Como você vê o cenário atual do cartum no Brasil? E como enxerga o futuro no meio jornalístico?
Acho que, quando estamos sob um governo muito tosco, a tendência é os chargistas comemorarem. Esse fluxo de informações que vêm quase simultaneamente via imprensa e redes sociais, mais a concorrência com outras formas de humor, fez os chargistas se tornarem cada vez mais críticos. O humor como linguagem evolui também. Não vemos mais charges mansinhas que contemporizam com personagens irrelevantes da política. Nos anos 80 e 90 as charges eram para fazer todo mundo rir, inclusive a figura retratada. Tipo desenhar dois políticos num saloon com estrelas de xerife se preparando para duelar. Nos anos 80 isso era até corajoso. Não dá mais para desenhar o presidente descascando um abacaxi com a cara do Arthur Lira. É um humor muito inofensivo, quase uma homenagem.

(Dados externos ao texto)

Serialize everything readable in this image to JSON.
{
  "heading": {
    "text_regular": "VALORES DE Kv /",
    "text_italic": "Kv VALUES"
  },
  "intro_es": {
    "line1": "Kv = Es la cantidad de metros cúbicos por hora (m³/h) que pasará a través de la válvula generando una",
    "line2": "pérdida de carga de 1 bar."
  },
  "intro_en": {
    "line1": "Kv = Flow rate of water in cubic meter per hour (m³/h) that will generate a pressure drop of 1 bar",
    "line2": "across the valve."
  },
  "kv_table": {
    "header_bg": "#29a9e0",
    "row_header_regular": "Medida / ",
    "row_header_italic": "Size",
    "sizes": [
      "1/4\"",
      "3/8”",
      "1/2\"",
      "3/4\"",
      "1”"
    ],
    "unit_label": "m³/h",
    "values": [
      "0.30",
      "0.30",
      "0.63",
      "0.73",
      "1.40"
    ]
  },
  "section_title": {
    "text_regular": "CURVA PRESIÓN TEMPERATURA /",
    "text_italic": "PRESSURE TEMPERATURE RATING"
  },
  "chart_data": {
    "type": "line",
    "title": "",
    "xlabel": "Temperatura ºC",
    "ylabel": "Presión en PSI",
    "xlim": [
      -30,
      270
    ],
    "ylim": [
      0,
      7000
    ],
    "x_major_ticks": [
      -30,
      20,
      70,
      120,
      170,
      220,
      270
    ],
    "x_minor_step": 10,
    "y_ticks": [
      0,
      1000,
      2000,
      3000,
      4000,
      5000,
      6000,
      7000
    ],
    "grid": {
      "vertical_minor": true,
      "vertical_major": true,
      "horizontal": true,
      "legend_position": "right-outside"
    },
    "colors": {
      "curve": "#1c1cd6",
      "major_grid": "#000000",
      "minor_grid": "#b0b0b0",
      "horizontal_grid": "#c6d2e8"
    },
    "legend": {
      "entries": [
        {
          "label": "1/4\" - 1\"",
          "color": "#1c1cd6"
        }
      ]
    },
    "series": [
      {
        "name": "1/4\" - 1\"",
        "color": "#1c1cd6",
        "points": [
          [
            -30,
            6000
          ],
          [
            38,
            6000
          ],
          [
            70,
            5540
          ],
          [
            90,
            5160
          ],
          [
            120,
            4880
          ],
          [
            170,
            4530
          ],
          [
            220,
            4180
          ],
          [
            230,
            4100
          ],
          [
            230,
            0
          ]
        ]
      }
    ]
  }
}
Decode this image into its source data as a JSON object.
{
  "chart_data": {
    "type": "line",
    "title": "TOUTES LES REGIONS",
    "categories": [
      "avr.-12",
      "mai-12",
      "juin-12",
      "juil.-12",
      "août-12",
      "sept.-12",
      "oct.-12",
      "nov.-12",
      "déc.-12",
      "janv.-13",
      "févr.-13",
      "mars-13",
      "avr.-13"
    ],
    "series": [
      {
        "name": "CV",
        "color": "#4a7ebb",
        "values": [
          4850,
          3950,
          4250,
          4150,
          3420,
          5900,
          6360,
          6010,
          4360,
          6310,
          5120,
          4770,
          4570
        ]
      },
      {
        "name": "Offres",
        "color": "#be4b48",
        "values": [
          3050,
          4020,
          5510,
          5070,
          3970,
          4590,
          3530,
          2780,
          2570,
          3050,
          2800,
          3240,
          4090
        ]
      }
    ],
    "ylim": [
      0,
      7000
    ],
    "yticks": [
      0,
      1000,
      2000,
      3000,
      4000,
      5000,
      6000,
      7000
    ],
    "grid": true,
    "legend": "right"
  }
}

Como é trabalhar com charges políticas?
As vezes é bom, outras é como entrar todas as manhãs numa mina de carvão e ficar lá respirando o ar mais poluído do mundo por 18 horas seguidas. Quando termino de desenhar me sinto exausto, coberto de sujeira da cabeça aos pés, esfarrapado, machucado, querendo cair na cama ou abrir um vinho. Nos últimos quatro anos cheguei realmente a ficar doente por causa disso.
Antes e depois do jornalismo: como a profissão te transformou?
Me senti menos "superficial", digamos assim. Assim como é importante saber algumas técnicas de desenho, photoshop, é importante compreender que a informação é também resultado de um processo que você tem que saber manejar com muita responsabilidade, para não fazer besteira. Ou então sai cometendo crimes, pelo simples fato de achar que o humor está acima de tudo, por exemplo. É o que acontece com comediantes stand up. Não, o humor da charge, primeiro, se submete ao rigor da apuração jornalística.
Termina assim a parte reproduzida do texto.